The Queen, now 90, had also planted a Gulmohar tree in the lawns, but it was eaten up by termites, following which four bottle brush trees were planted at that spot, eight more would be planted in the outer circle around it.
“We have included rarest of images from our archives on Queen’s visit along with Prince Philip and planting of the Gulmohar tree by her have been included among the exhibits,” AIIMS Director Dr M C Misra said.
The exhibition also extols the contribution made by Rajkumari Amrit Kaur, who was instrumental in founding of the institution. Old pictures of her mansion ‘Manorville’ in Shimla, which she gifted to AIIMS for use as a holiday home for doctors and nurses are also on display.

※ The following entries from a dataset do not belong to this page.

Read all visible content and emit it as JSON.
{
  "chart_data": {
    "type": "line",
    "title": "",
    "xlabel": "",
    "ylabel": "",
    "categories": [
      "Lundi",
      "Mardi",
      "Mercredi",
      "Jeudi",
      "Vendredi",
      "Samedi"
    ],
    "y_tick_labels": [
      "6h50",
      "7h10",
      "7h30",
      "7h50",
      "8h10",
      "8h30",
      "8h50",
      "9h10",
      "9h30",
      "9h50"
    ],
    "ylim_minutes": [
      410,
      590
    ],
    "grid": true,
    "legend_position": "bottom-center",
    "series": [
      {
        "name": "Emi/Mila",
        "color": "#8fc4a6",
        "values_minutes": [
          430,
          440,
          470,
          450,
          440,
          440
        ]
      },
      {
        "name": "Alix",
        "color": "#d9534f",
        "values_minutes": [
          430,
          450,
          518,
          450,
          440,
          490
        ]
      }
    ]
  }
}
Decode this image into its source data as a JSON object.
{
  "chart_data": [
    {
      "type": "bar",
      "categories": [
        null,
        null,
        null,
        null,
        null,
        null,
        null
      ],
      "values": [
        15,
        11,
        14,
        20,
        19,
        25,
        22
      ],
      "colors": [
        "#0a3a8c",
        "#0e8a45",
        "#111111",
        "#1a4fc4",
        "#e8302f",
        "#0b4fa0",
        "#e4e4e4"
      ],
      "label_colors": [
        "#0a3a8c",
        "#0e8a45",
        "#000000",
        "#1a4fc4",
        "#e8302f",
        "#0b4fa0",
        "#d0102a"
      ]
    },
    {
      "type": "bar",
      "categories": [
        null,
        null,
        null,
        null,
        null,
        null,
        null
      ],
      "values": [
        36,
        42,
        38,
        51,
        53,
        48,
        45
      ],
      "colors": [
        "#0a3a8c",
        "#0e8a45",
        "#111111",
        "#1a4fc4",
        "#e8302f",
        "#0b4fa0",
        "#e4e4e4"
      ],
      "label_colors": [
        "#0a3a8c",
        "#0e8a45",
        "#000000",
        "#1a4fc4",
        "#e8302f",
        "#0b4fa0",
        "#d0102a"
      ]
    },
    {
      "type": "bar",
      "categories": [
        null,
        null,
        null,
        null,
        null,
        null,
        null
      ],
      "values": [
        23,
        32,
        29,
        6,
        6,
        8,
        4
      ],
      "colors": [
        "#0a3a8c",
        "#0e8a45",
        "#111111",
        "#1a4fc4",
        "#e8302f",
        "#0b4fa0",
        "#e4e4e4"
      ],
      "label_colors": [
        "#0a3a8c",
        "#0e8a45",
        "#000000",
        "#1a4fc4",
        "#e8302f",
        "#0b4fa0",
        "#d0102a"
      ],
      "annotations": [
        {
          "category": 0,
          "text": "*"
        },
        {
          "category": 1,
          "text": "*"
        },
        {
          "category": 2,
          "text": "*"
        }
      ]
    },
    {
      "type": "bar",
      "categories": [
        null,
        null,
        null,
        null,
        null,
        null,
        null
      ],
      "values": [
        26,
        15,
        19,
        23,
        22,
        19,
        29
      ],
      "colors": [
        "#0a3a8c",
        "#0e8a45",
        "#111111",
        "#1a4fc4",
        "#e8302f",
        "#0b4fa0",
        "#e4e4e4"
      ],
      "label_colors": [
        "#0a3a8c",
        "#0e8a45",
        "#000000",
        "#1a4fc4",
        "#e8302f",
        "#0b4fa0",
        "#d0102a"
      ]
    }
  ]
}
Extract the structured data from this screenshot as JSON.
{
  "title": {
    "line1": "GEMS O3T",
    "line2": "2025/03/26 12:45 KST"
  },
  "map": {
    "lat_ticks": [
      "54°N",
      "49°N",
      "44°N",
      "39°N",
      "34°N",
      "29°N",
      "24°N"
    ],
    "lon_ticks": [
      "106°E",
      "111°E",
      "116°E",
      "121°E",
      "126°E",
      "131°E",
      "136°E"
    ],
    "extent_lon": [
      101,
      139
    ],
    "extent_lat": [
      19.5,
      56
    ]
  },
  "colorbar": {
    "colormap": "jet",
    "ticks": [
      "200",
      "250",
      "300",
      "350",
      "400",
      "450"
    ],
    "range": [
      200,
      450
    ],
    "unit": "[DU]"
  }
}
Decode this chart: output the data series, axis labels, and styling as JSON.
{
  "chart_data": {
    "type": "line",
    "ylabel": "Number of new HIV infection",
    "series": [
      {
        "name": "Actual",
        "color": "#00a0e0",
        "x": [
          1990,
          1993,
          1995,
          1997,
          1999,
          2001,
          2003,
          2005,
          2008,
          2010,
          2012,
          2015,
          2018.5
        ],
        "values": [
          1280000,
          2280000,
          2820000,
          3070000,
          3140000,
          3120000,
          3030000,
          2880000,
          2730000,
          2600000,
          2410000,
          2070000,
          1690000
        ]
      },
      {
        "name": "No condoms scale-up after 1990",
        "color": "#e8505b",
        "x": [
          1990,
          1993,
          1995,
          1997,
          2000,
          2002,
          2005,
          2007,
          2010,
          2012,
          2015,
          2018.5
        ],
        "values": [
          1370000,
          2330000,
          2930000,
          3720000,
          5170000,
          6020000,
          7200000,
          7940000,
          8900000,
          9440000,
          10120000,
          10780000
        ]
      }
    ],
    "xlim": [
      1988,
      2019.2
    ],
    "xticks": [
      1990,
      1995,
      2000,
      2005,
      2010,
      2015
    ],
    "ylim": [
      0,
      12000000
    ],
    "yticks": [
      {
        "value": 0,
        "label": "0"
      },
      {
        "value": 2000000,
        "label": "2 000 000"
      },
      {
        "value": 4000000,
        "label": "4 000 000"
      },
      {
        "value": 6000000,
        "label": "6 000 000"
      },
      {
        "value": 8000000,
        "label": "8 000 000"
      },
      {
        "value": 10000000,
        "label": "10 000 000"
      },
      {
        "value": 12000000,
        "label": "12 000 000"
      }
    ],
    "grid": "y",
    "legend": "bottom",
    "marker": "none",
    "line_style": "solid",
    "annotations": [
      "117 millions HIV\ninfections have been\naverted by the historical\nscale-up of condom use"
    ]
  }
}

The text of the speech delivered by her in Parliament on the establishment of the AIIMS, images of the first convocation, and old photographs showing the under- construction phase of the AIIMS main buildings are also on display.
The institution owes its origin in the Bhore Committee which in 1946 had recommended establishment of a national medical centre which would concentrate on meeting the need for highly qualified manpower to look after the nation’s expanding health care activities.
New Zealand granted pounds 1 million to AIIMS under the Colombo Plan and the foundation stone of the All India Medical Sciences was laid in 1952.
The AIIMS was finally created in 1956 as an autonomous institution through an Act of Parliament to serve as a nucleus for nurturing excellence in all aspects of health care.